Correct identification of species and numbers of individuals is the key to biodiversity assessment. Crickets are an integral part of tropical forest ecosystems and are conspicuous due to their acoustic calling songs. Cricket calling songs are species-specific, providing reliable cues for non-invasive species identification. A cost-effective and widely used method is trained listener-based acoustic sampling. However, the effectiveness and reliability of this method has rarely been assessed in a quantitative manner. We evaluated trained listener-based acoustic sampling as a reliable and non-invasive method for rapid assessment of cricket species diversity in tropical evergreen forests.
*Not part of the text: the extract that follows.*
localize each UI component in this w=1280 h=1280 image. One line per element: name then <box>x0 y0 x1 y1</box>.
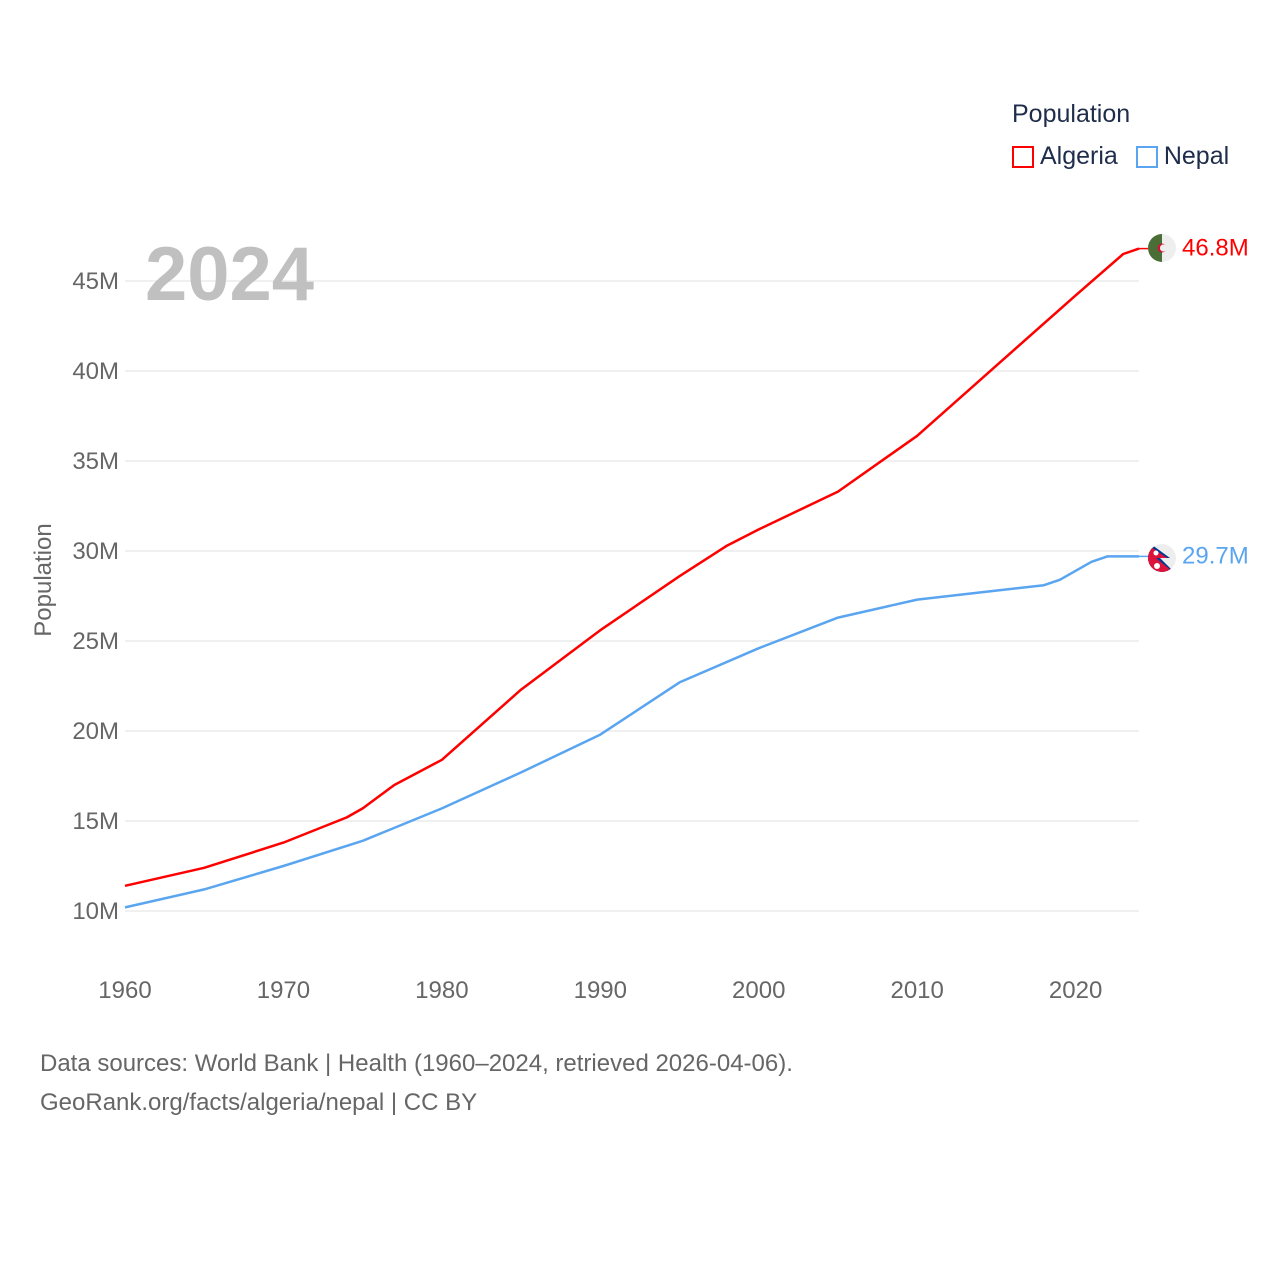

We carried out psychoacoustic experiments in the laboratory to assess the effectiveness of species identification and estimation of numbers of calling individuals by a trained listener. Further, we compared psychoacoustic sampling done in the field with the ambient noise recordings that were done simultaneously. The reliability of correct species identification by the trained listener was 100 % for 16 out of 20 species tested in the laboratory. The reliability of identifying the numbers of individuals correctly was 100% for 13 out of 20 species. The human listener performed slightly better than the instrument in detecting low frequency and broadband calls in the field, whereas the recorder detected high frequency calls with greater probability. We propose that for accurate estimation of ensiferan species richness and relative abundance in an area, trained listener-based psychoacoustic sampling is preferable for crickets and low frequency katydids, whereas broadband recorders are preferable for katydid species with high frequency calls.